Moving from the innovative and unusual to the classic, Marfoglia suggests a typical Comasco dish for the main course: fried lake perch and buttered white rice. The fish and rice combination is the quintessential dish of Lake Como, and has been on the menu since the ancient Romans first settled in the area. But instead of the traditional treatment, which is to fry the fish in butter and sage and serve it on a bed of rice, he suggested another approach.
 
 Fried Lake Perch
“Cook the filets in a small amount of olive oil and serve them on a bed of watercress that you have lightly sautéed with a garlic clove and a finely chopped scallion,” he says, “and then drizzle a little piquant lemon caper sauce over the fish.”

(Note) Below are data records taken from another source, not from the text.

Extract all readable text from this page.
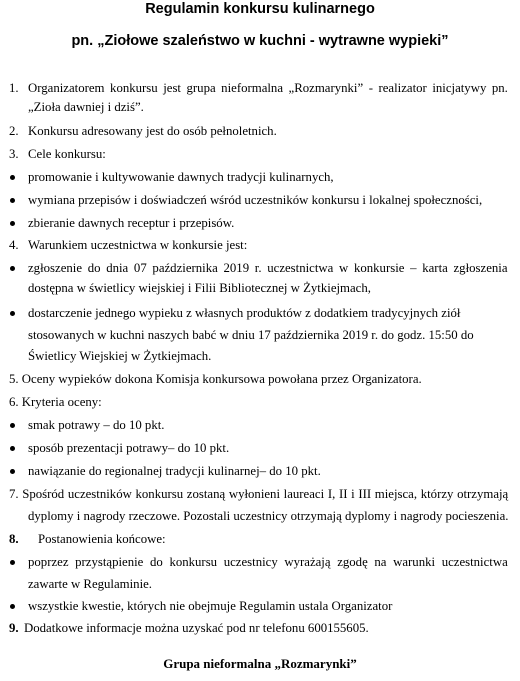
Regulamin konkursu kulinarnego
pn. „Ziołowe szaleństwo w kuchni - wytrawne wypieki”
1. Organizatorem konkursu jest grupa nieformalna „Rozmarynki” - realizator inicjatywy pn.
„Zioła dawniej i dziś”.
2. Konkursu adresowany jest do osób pełnoletnich.
3. Cele konkursu:
promowanie i kultywowanie dawnych tradycji kulinarnych,
wymiana przepisów i doświadczeń wśród uczestników konkursu i lokalnej społeczności,
zbieranie dawnych receptur i przepisów.
4. Warunkiem uczestnictwa w konkursie jest:
zgłoszenie do dnia 07 października 2019 r. uczestnictwa w konkursie – karta zgłoszenia
dostępna w świetlicy wiejskiej i Filii Bibliotecznej w Żytkiejmach,
dostarczenie jednego wypieku z własnych produktów z dodatkiem tradycyjnych ziół
stosowanych w kuchni naszych babć w dniu 17 października 2019 r. do godz. 15:50 do
Świetlicy Wiejskiej w Żytkiejmach.
5. Oceny wypieków dokona Komisja konkursowa powołana przez Organizatora.
6. Kryteria oceny:
smak potrawy – do 10 pkt.
sposób prezentacji potrawy– do 10 pkt.
nawiązanie do regionalnej tradycji kulinarnej– do 10 pkt.
7. Spośród uczestników konkursu zostaną wyłonieni laureaci I, II i III miejsca, którzy otrzymają
dyplomy i nagrody rzeczowe. Pozostali uczestnicy otrzymają dyplomy i nagrody pocieszenia.
8. Postanowienia końcowe:
poprzez przystąpienie do konkursu uczestnicy wyrażają zgodę na warunki uczestnictwa
zawarte w Regulaminie.
wszystkie kwestie, których nie obejmuje Regulamin ustala Organizator
9. Dodatkowe informacje można uzyskać pod nr telefonu 600155605.
Grupa nieformalna „Rozmarynki”
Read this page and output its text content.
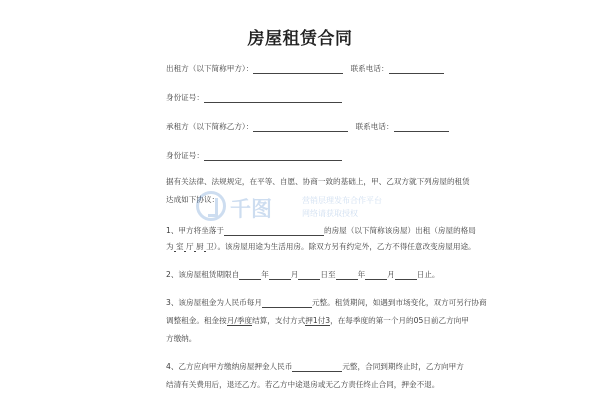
房屋租赁合同
出租方（以下简称甲方）：	联系电话：
身份证号：
承租方（以下简称乙方）：	联系电话：
身份证号：
据有关法律、法规规定，在平等、自愿、协商一致的基础上，甲、乙双方就下列房屋的租赁
达成如下协议：
1、甲方将坐落于	的房屋（以下简称该房屋）出租（房屋的格局
为 室 厅 厨 卫）。该房屋用途为生活用房。除双方另有约定外，乙方不得任意改变房屋用途。
2、该房屋租赁期限自	年	月	日至	年	月	日止。
3、该房屋租金为人民币每月	元整。租赁期间，如遇到市场变化，双方可另行协商
调整租金。租金按月/季度结算，支付方式押1付3，在每季度的第一个月的05日前乙方向甲
方缴纳。
4、乙方应向甲方缴纳房屋押金人民币	元整，合同到期终止时，乙方向甲方
结清有关费用后，退还乙方。若乙方中途退房或无乙方责任终止合同，押金不退。
千图	营销层理发布合作平台
网络请获取授权
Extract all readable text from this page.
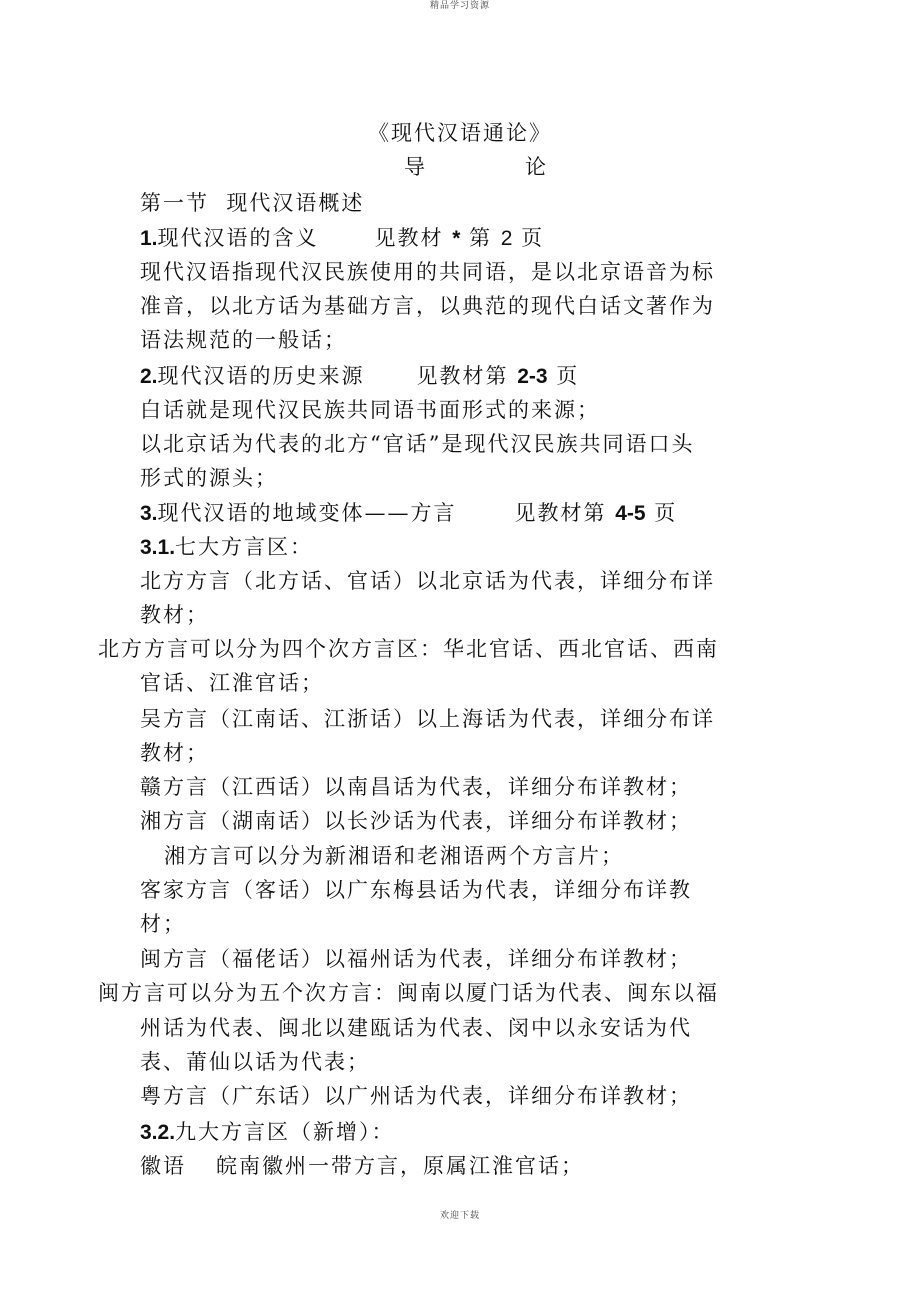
精品学习资源
《现代汉语通论》
导   论
第一节  现代汉语概述
1.现代汉语的含义	见教材 * 第 2 页
现代汉语指现代汉民族使用的共同语，是以北京语音为标
准音，以北方话为基础方言，以典范的现代白话文著作为
语法规范的一般话；
2.现代汉语的历史来源 见教材第 2-3 页
白话就是现代汉民族共同语书面形式的来源；
以北京话为代表的北方“官话”是现代汉民族共同语口头
形式的源头；
3.现代汉语的地域变体——方言	见教材第 4-5 页
3.1.七大方言区：
北方方言（北方话、官话）以北京话为代表，详细分布详
教材；
北方方言可以分为四个次方言区：华北官话、西北官话、西南
官话、江淮官话；
吴方言（江南话、江浙话）以上海话为代表，详细分布详
教材；
赣方言（江西话）以南昌话为代表，详细分布详教材；
湘方言（湖南话）以长沙话为代表，详细分布详教材；
湘方言可以分为新湘语和老湘语两个方言片；
客家方言（客话）以广东梅县话为代表，详细分布详教
材；
闽方言（福佬话）以福州话为代表，详细分布详教材；
闽方言可以分为五个次方言：闽南以厦门话为代表、闽东以福
州话为代表、闽北以建瓯话为代表、闵中以永安话为代
表、莆仙以话为代表；
粤方言（广东话）以广州话为代表，详细分布详教材；
3.2.九大方言区（新增）：
徽语 皖南徽州一带方言，原属江淮官话；
欢迎下载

Following the traditions of the Italian table, salad is served after the main course. Here Marfoglia’s non-stop creativity spins a new version of an Italian classic, coming up with a combination that would win him a thumbs up in any century. In his hands, the ordinary spinach salad takes on a fashionable ‘Made in Italy’ quality when the spinach leaves are tiny and tender and paired with slices of wild strawberries and a tangy poppy seed dressing. It is enough to make a purists head spin.

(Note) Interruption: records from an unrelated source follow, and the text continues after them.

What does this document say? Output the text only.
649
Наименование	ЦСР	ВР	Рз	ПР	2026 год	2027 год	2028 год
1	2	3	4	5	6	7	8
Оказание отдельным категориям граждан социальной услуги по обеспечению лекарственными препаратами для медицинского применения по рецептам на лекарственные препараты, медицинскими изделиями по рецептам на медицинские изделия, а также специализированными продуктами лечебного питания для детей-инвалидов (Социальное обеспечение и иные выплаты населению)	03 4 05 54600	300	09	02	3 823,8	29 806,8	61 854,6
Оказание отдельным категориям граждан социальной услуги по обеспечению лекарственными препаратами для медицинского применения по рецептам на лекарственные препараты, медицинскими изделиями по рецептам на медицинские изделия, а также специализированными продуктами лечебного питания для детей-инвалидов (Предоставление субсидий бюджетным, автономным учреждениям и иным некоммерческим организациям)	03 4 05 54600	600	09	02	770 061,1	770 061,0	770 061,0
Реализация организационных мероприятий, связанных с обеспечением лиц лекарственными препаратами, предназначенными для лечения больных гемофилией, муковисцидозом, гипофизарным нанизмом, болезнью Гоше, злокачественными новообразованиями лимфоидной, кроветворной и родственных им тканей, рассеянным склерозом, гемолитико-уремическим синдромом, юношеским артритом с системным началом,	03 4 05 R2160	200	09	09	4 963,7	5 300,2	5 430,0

I ask him if he stays up nights thinking about food. “Actually, I do,” he says, “my wife complains about it all the time.”  There is something about Marfoglia that reminds me more of a  mid-western stock broker than a top Italian chef, but he’s been cooking since the summer of 1986 when he was hired as the chef’s helper at the La Dolce Vita Restaurant in Venice.  


“What I didn’t know,” he says, “is that chef’s helper is just another way of saying galley slave.”


It was his first restaurant job and he says he has never worked so hard in his life. The La Dolce Vita kitchen was as noisy and chaotic as Times Square on New Year’s eve; the heat, the pressure, the chef always shouting at the top of his lungs, and yet through it all the raw and unpeeled were transformed into wonderful, even beautiful dishes.
 Chef Marfoglia
“I loved it,” he says. “It was a mind numbing job, but there was something about the high level of chaos and creativity that was fascinating. They hired me again the next summer and the next three summers after that. It didn’t take me long to realize that I wanted to cook full time so at the end of the fourth summer I went home and got a job at a restaurant in Milan. I’ve been at it ever since.”

Marfoglia moved to New York about 15 years ago and has made a name for himself, cooking at notable New York restaurants like the Tribeca Grill, Mad 61, Le Madri, 7 MoMa, Tuscan Square and Coco Pazza, not to mention his stint as private chef to the Italian Ambassador to the United Nations.
 
 The Only Way to Villa Balbianello
“The key to successful entertaining, especially in the summer, is to keep things simple,” he says with the confidence of someone secure in his talent. Perhaps it is his culinary culture and respect for classic cuisine that gives him the courage to bend the rules and treat tradition with a bit of irreverence. Growing up in Italy certainly helped form his vision of how food should taste, but I can’t help thinking there has to be a bit of wizardry in there someplace.